I will be at ASCO 2011 this weekend, and look forward to writing more on prostate cancer from the conference!
One of the sessions that I attended at the 2011 annual meeting of the American Urological Association (AUA) focused on research into advanced prostate cancer. A particularly thought provoking presentation was:
Time trends of biochemical recurrence (BCR) following radical prostatectomy (RP) among 1574 BCR patients (Abstract #639)

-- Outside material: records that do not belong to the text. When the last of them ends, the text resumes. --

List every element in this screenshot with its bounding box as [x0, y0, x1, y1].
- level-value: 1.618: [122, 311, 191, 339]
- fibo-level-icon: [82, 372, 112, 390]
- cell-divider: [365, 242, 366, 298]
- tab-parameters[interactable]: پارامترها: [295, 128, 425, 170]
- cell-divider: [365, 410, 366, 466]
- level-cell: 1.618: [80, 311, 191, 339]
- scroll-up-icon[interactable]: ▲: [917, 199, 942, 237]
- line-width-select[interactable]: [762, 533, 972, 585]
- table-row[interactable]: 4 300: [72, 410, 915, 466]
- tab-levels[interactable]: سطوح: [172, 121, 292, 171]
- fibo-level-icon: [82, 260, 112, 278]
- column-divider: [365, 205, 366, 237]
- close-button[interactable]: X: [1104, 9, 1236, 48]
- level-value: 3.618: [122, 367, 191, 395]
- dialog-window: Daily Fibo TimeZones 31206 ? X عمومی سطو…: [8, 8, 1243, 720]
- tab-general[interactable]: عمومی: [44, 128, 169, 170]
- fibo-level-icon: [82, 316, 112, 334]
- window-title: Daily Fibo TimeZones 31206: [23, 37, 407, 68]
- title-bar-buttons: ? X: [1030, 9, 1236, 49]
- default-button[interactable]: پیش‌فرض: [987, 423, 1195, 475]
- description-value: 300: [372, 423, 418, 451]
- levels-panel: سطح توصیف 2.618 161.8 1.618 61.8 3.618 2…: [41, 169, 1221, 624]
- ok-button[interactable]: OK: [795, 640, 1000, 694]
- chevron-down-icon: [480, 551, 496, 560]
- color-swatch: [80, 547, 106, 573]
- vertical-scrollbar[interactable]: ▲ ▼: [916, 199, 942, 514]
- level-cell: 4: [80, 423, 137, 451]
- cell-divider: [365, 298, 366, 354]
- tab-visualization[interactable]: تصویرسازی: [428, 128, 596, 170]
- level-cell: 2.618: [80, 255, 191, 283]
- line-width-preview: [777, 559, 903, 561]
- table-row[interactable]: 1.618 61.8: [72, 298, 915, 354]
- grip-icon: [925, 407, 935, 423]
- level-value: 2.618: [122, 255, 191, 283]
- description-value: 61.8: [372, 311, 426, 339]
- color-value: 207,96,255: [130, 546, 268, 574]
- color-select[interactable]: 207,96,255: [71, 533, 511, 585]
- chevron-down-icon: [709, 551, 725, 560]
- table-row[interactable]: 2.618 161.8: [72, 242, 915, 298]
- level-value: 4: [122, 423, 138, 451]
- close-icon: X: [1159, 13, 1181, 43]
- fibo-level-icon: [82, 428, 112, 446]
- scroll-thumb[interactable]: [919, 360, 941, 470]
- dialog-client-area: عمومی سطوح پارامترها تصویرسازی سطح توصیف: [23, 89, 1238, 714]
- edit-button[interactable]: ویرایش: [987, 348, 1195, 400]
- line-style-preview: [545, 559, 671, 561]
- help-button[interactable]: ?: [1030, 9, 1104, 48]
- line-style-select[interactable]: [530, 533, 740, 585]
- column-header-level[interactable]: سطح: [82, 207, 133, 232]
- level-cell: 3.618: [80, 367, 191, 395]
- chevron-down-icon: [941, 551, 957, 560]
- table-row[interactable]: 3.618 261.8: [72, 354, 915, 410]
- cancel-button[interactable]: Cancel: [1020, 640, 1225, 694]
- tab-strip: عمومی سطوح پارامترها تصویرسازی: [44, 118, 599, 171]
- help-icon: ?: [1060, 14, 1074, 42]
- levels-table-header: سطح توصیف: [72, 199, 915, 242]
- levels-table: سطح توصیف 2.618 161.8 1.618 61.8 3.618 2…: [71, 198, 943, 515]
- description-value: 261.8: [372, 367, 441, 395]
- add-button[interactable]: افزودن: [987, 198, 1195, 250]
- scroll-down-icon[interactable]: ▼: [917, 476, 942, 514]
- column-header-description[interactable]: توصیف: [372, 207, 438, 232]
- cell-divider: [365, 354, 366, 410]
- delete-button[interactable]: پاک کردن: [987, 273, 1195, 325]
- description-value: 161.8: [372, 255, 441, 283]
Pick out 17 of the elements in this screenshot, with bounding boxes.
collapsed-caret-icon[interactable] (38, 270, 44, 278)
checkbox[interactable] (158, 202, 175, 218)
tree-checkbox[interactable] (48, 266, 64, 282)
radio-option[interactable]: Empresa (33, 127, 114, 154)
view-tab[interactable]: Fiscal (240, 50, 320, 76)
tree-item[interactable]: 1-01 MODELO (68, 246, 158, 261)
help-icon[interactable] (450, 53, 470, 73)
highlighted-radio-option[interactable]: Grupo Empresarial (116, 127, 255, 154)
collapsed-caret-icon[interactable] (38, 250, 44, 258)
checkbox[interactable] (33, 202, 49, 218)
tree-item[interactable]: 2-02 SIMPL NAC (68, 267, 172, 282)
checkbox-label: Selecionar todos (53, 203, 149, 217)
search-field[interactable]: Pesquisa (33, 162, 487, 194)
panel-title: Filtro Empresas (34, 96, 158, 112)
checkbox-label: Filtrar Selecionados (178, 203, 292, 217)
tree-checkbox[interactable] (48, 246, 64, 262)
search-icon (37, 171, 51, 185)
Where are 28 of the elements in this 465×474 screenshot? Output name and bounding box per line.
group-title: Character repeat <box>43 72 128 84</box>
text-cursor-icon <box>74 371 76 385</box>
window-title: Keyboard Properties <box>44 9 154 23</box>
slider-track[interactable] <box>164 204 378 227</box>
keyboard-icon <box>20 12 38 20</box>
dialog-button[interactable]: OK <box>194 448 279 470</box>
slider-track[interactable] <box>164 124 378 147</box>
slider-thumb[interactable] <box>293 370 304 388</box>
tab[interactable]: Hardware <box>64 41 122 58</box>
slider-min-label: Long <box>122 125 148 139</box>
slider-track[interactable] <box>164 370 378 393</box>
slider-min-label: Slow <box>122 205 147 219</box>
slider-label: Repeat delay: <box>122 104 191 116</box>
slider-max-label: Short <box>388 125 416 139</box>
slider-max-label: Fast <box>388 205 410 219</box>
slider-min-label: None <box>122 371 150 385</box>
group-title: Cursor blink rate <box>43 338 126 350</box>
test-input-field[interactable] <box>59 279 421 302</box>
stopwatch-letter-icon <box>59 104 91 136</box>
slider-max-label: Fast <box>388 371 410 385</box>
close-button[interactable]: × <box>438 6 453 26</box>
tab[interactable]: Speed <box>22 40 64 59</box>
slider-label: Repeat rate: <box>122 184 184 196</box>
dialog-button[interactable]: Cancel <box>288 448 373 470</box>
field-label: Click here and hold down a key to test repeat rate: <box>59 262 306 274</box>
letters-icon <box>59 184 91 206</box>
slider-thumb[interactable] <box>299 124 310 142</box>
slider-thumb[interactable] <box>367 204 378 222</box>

Presented by Alex Haese from Hamburg, Germany, this paper was a retrospective analysis of 1,574 patients who had a biochemical recurrence (PSA > 0.2 mg/dl) following RP. Researchers looked at clinical progression and cancer specific survival rates and compared their findings to published United States data.
The results appeared to be somewhat depressing for European patients who experience a BCR, with a time to BCR of 1.8 years, compared to 2.1 years in the US research by Pound from Johns Hopkins and 2.4 years in the data published by Hull, at Memorial Sloan Kettering Cancer Center (MSKCC).
Once a BCR is experienced, the time to metastases is faster in Europe, 4.7 years in the research presented by Haese at AUA, as compared to 8 years in US research by Pound. Risk factors for metastasis free survival include time to BCR i.e.
“The longer the interval between RP and BCR, the greater the probability of being met-free.”
In other words delaying time to progression is associated with longer survival.
Following BCR, time to Prostate Cancer death was 6.0 years in the 1,574 European patients, compared to 13 years in the US Pound research. Again, the data presented showed that,
“The longer the interval between RP and BCR, the greater the probability of being alive.”
This research must be put into context, as metastasis and death in BCR patients are rare (92% of the 1,574 patients with BCR were free of metastases at 5 years, 81% at 10 years). However, for those patients who did progress, the results appear significantly different between the US and Europe.
What could explain this?
The presentation left this question unanswered, although in Q&A it was briefly touched upon. One person raised the question of whether differences in screening could be the difference in Europe vs. US?
Other questions that come to mind are whether the subject populations in the Hull and Pound data were comparable. The German data also had more patients (1574) compared to 304 in the Pound research and 147 (Hull) raising the question that the larger sample size may be more accurate data?
Other factors that might possibly explain the difference include:
- Androgen deprivation therapy (ADT)
- Supportive care (eg bisphosphonates)
All of which tend to be more aggressively pursued as treatment options in the USA.
Overall, this presentation raised the interesting question of US/European differences in Prostate Cancer progression that hopefully will be answered by future research.